When a shipper engages a broker or when a shipper or a broker books a load with a carrier, they expect to be billed and to pay for the charges for moving the freight. What they don’t expect is to have to pay the charges twice. Unfortunately this does happen and, in the last few years, has happened with increasing frequency. This emerging issue is called the double payment problem.
As the article points out, there are three variations of this problem:
- The going-out-of-business broker.
In the last weeks or month of its business life, a broker continues to book loads and collect payment for carrier charges, but fails to pay the carrier.
- The double-brokering carrier.
A load is tendered to a carrier with the understanding that the carrier will be providing the actual transportation, but, instead of providing the transportation itself, the carrier uses its broker authority and tends the load to another carrier, which it fails to pay.
- The fraudulent broker.
A fraudulent broker solicits loads that it then tenders to carriers with every intention of collecting from the shipper but with no intention whatsoever of paying the carrier
With respect to the first two variations of the problem, two competing legal theories have developed. The first theory is the well-established principle that under the traditional bill of lading contract, the consignor has primary liability for payment of the charges on “prepaid” shipments, and if the consignor fails to pay, then the consignee must pay. For “collect” shipments the consignee has primary liability and if the consignee fails to pay, then the consignor has to pay (unless the no-recourse provision of the bill of lading, known as “Section 7”, has been signed).
But what happens when the consignor or consignee has fully paid an entity under a good faith assumption that the entity is the carrier or paying the carrier? In this situation, a legal principle known as “equitable estoppel” has developed and applies in situations where Courts have held that it would not be fair or equitable to ask a party to pay twice. However, there are situations, such as Freight Lines, Inc. v.
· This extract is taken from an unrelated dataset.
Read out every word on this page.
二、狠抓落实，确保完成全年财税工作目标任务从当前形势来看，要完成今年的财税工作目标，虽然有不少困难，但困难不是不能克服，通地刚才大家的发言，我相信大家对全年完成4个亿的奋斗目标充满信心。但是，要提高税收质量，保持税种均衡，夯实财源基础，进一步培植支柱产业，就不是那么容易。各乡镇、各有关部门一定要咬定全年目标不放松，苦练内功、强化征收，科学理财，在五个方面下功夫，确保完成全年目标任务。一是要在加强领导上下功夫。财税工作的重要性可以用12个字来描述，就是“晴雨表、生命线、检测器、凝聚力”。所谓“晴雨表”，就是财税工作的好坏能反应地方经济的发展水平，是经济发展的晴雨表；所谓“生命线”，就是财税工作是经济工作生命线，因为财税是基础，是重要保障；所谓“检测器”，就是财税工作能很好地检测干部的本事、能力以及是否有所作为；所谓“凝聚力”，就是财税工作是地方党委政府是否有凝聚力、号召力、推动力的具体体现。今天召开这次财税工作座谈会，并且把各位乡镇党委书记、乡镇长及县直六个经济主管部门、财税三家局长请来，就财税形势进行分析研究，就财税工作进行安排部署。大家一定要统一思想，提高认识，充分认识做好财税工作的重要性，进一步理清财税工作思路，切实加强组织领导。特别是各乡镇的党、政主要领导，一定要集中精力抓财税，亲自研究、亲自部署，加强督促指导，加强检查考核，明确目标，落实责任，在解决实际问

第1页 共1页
Sears Roebuck & Co. where the principle, though it had merit, was not applied by the courts.
With respect to the third variation, which has become a more significant problem as of late, typically no money ever reaches the carriers and you, as a shipper, will likely end up with full responsibility for the payment unless you can demonstrate that you had a reasonable expectation that the company was legitimate (and thus use the equitable estoppel argument). This of course means that you have to do your homework, and unless the company in question has hacked US Government Systems to make it look like they are affiliated with reputable companies (like Viacheslav Berkovich and Nicholas Lakes did), it might be hard to demonstrate a reasonable expectation of a reputable enterprise, especially if the broker is relatively new.
So what should you do? Especially when there is no sure fire way to eliminate the risk?
According to Steve Fernlund, the Executive Director of the Freight Transportation Consultants Association (FTCA), always know who you’re doing business with. Check payment practices and credit rating agencies to make sure there is minimal risk that the carrier and/or broker will default on its obligations. Have a standard procedure to qualify carriers and brokers and follow that procedure in every transaction. The latter will help you in the construction of equitable estoppel arguments should you ever find yourself in one of the first two situations, especially if the standard procedures cover everything you can be reasonably expected to do.
Furthermore, as the article points out, you have to monitor the carrier to ensure they are complying with the terms of the contract as some carriers will sign a contract and then ignore the prohibition against tendering to another carrier through their brokering authority. (This includes a spot check of delivery receipts to see if the carrier named as the delivering carrier is the one with whom you have a contract.)
When you’re using a broker, have a written contract that requires the broker have written contracts with its carriers. The broker’s contracts must require that the carrier specifically designates the broker as its agent for collection and that the carrier waives any right to collect from the consignor or consignee if the broker has been paid. Also require that copies of all contracts with all carriers the broker intends to use be forwarded to you for review and confirmation.
And, finally, if you truly want absolute protection, you could require that any broker you do business with post a surety bond greater than the amount of business you expect to do over a six-month time period. However, this will eliminate many brokers from consideration as most sureties require 150% collateral, which many smaller brokers will not have. It may also increase your brokerage fees, as they might insist that you pay the bond premium.